Mois après mois, l’Assemblée nationale se penche sur les dégâts, sur la santé et sur l’environnement, de molécules dont l’usage s’est imposé sous la pression d’intérêts économiques.
Parfois, on ne savait pas et on découvre, des décennies plus tard, que l’eau n’est plus potable, que les sols sont empoisonnés, que l’air est chargé de particules toxiques.
Mais le plus souvent, on savait. Et on a décidé sciemment de ne rien faire, de ridiculiser les lanceurs d’alerte – scientifiques, syndicalistes, écologistes - pour faire du profit, par mépris des victimes, par habitude… PFAS, pesticides, engrais…
Ce mardi, un mardi ordinaire, nous votons – 33 ans après son interdiction - pour « reconnaître la responsabilité de l’Etat et indemniser les victimes du chlordécone. » C’est mieux que rien, même si ça ne règle rien localement. « C’est que le scandale du chlordécone n’est pas un scandale du passé, mais un scandale qui continue jour après jour à produire ses effets » comme l’a dit Steevy Gustave, chef de file et orateur de notre groupe sur le sujet. Quelques heures plus tard, les députés ont voté à l’unanimité un texte destiné à « l’accompagnement des parents d’enfants atteints de cancers » sans jamais évoquer les causes de l’explosion du nombre de cancers pédiatriques ! Trop facile…

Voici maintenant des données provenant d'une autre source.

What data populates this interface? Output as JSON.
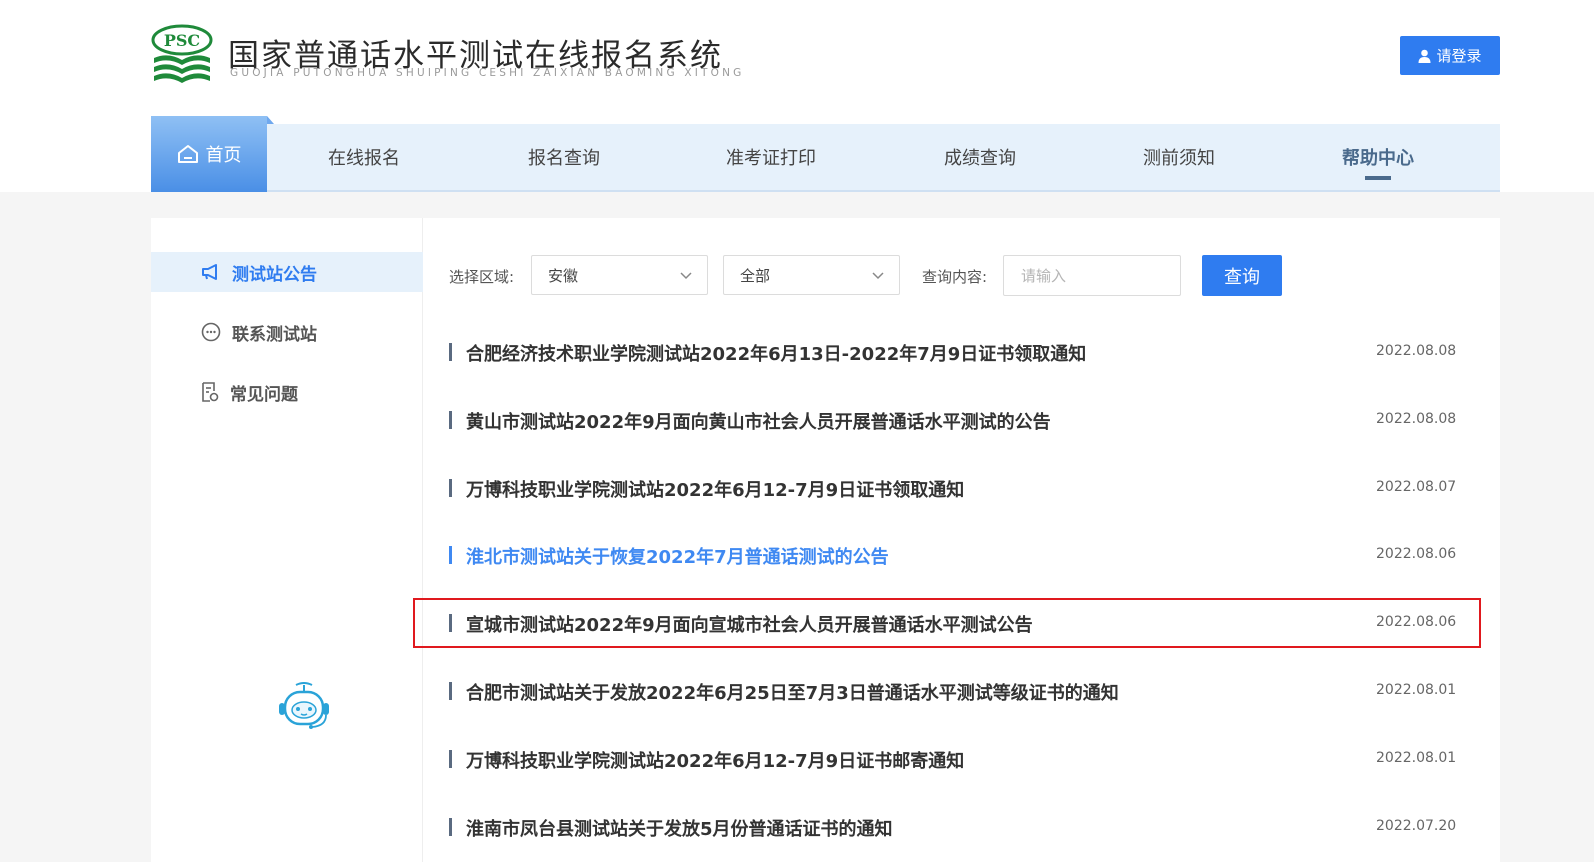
{
  "header": {
    "logo_text": "PSC",
    "title": "国家普通话水平测试在线报名系统",
    "subtitle": "GUOJIA PUTONGHUA SHUIPING CESHI ZAIXIAN BAOMING XITONG",
    "login_label": "请登录",
    "brand_color": "#2f7cf0"
  },
  "nav": {
    "home": "首页",
    "items": [
      "在线报名",
      "报名查询",
      "准考证打印",
      "成绩查询",
      "测前须知",
      "帮助中心"
    ],
    "active": "帮助中心"
  },
  "sidebar": {
    "items": [
      {
        "label": "测试站公告",
        "icon": "megaphone-icon",
        "active": true
      },
      {
        "label": "联系测试站",
        "icon": "chat-icon",
        "active": false
      },
      {
        "label": "常见问题",
        "icon": "faq-document-icon",
        "active": false
      }
    ],
    "assistant_icon": "robot-assistant-icon"
  },
  "filters": {
    "region_label": "选择区域:",
    "province_value": "安徽",
    "city_value": "全部",
    "query_label": "查询内容:",
    "query_placeholder": "请输入",
    "query_button": "查询"
  },
  "announcements": [
    {
      "title": "合肥经济技术职业学院测试站2022年6月13日-2022年7月9日证书领取通知",
      "date": "2022.08.08",
      "link": false
    },
    {
      "title": "黄山市测试站2022年9月面向黄山市社会人员开展普通话水平测试的公告",
      "date": "2022.08.08",
      "link": false
    },
    {
      "title": "万博科技职业学院测试站2022年6月12-7月9日证书领取通知",
      "date": "2022.08.07",
      "link": false
    },
    {
      "title": "淮北市测试站关于恢复2022年7月普通话测试的公告",
      "date": "2022.08.06",
      "link": true
    },
    {
      "title": "宣城市测试站2022年9月面向宣城市社会人员开展普通话水平测试公告",
      "date": "2022.08.06",
      "link": false,
      "highlighted": true
    },
    {
      "title": "合肥市测试站关于发放2022年6月25日至7月3日普通话水平测试等级证书的通知",
      "date": "2022.08.01",
      "link": false
    },
    {
      "title": "万博科技职业学院测试站2022年6月12-7月9日证书邮寄通知",
      "date": "2022.08.01",
      "link": false
    },
    {
      "title": "淮南市凤台县测试站关于发放5月份普通话证书的通知",
      "date": "2022.07.20",
      "link": false
    }
  ],
  "highlight_color": "#e0191e"
}
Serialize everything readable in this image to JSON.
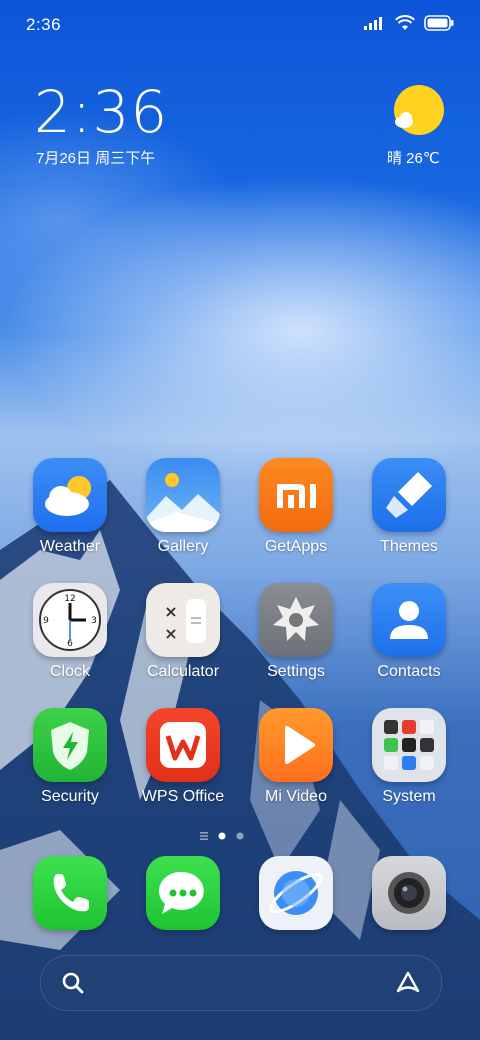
{
  "status_bar": {
    "time": "2:36",
    "icons": [
      "signal-icon",
      "wifi-icon",
      "battery-icon"
    ]
  },
  "clock_widget": {
    "time": "2:36",
    "date": "7月26日 周三下午"
  },
  "weather_widget": {
    "icon": "sun-cloud-icon",
    "text": "晴 26℃"
  },
  "apps": [
    {
      "label": "Weather",
      "icon": "weather-icon"
    },
    {
      "label": "Gallery",
      "icon": "gallery-icon"
    },
    {
      "label": "GetApps",
      "icon": "getapps-icon"
    },
    {
      "label": "Themes",
      "icon": "themes-icon"
    },
    {
      "label": "Clock",
      "icon": "clock-icon"
    },
    {
      "label": "Calculator",
      "icon": "calculator-icon"
    },
    {
      "label": "Settings",
      "icon": "settings-icon"
    },
    {
      "label": "Contacts",
      "icon": "contacts-icon"
    },
    {
      "label": "Security",
      "icon": "security-icon"
    },
    {
      "label": "WPS Office",
      "icon": "wps-office-icon"
    },
    {
      "label": "Mi Video",
      "icon": "mi-video-icon"
    },
    {
      "label": "System",
      "icon": "system-folder-icon"
    }
  ],
  "page_indicator": {
    "current": 1,
    "pages": 2
  },
  "dock": [
    {
      "icon": "phone-icon"
    },
    {
      "icon": "messages-icon"
    },
    {
      "icon": "browser-icon"
    },
    {
      "icon": "camera-icon"
    }
  ],
  "search_bar": {
    "left_icon": "search-icon",
    "right_icon": "assistant-icon"
  },
  "colors": {
    "wallpaper_top": "#0d55d8",
    "text": "#ffffff"
  }
}
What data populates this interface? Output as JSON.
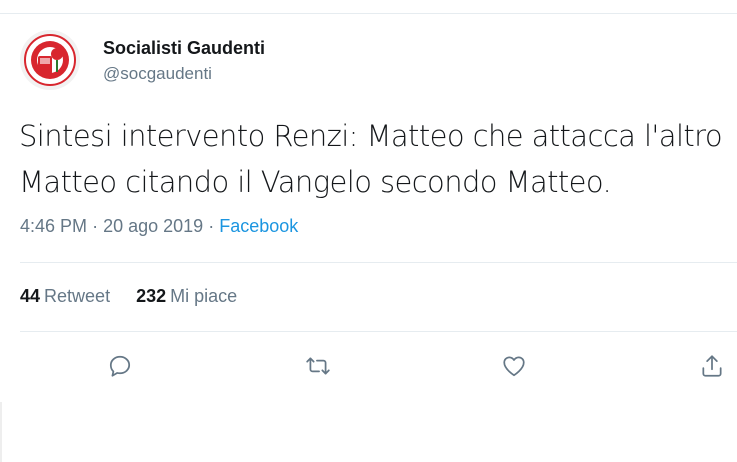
{
  "user": {
    "display_name": "Socialisti Gaudenti",
    "handle": "@socgaudenti",
    "avatar_icon": "socialist-rose-logo"
  },
  "tweet": {
    "text": "Sintesi intervento Renzi: Matteo che attacca l'altro Matteo citando il Vangelo secondo Matteo.",
    "time": "4:46 PM",
    "separator": "·",
    "date": "20 ago 2019",
    "source": "Facebook"
  },
  "stats": {
    "retweets_count": "44",
    "retweets_label": "Retweet",
    "likes_count": "232",
    "likes_label": "Mi piace"
  },
  "actions": [
    {
      "icon": "reply-icon"
    },
    {
      "icon": "retweet-icon"
    },
    {
      "icon": "like-icon"
    },
    {
      "icon": "share-icon"
    }
  ],
  "colors": {
    "text": "#14171a",
    "secondary": "#657786",
    "link": "#1b95e0",
    "border": "#e6ecf0"
  }
}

Allons-nous apprendre de nos erreurs passées ? Empêcher la réintroduction de l’acétamipride, à laquelle se prépare le sénateur Duplomb ? Adopter la proposition de loi portée par Benoît Biteau et Clémentine Autain, au nom du groupe Ecologiste et Social, qui réduit fortement l’exposition au cadmium de la population française ?
Le cadmium est cancérigène, chez l’enfant comme chez l’adulte, reprotoxique et cytotoxique. Il est impliqué dans l’explosion des cas de cancer du pancréas, l’un des plus meurtriers. C’est un métal lourd, naturellement présent dans certains sols, en Amérique centrale par exemple. Dans bien d’autres cas, comme dans notre pays, ce sont les apports en engrais phosphatés ou les épandages de boues d’épuration qui expliquent les taux extravagants de cadmium qu’on retrouve dans le sol, les plantes, les aliments ou l’eau. Problème supplémentaire : il est très persistant dans le sol !
On le retrouve dans bien des aliments : pommes de terre, pâtes, céréales du petit déjeuner, pain, champignons, chocolat, fruits de mer… Et aussi dans le tabac.
Un rassemblement – auquel les Ecologistes se sont associés, s’est tenu ce mardi soir devant l’Assemblée, à l’initiative de Camille Etienne, pour exiger l’interdiction des engrais trop riches en cadmium et l’adoption d’une trajectoire permettant de respecter le taux cible de 20 mg/kg de P205 au plus tard en en 2030, comme le demande l’ANSES.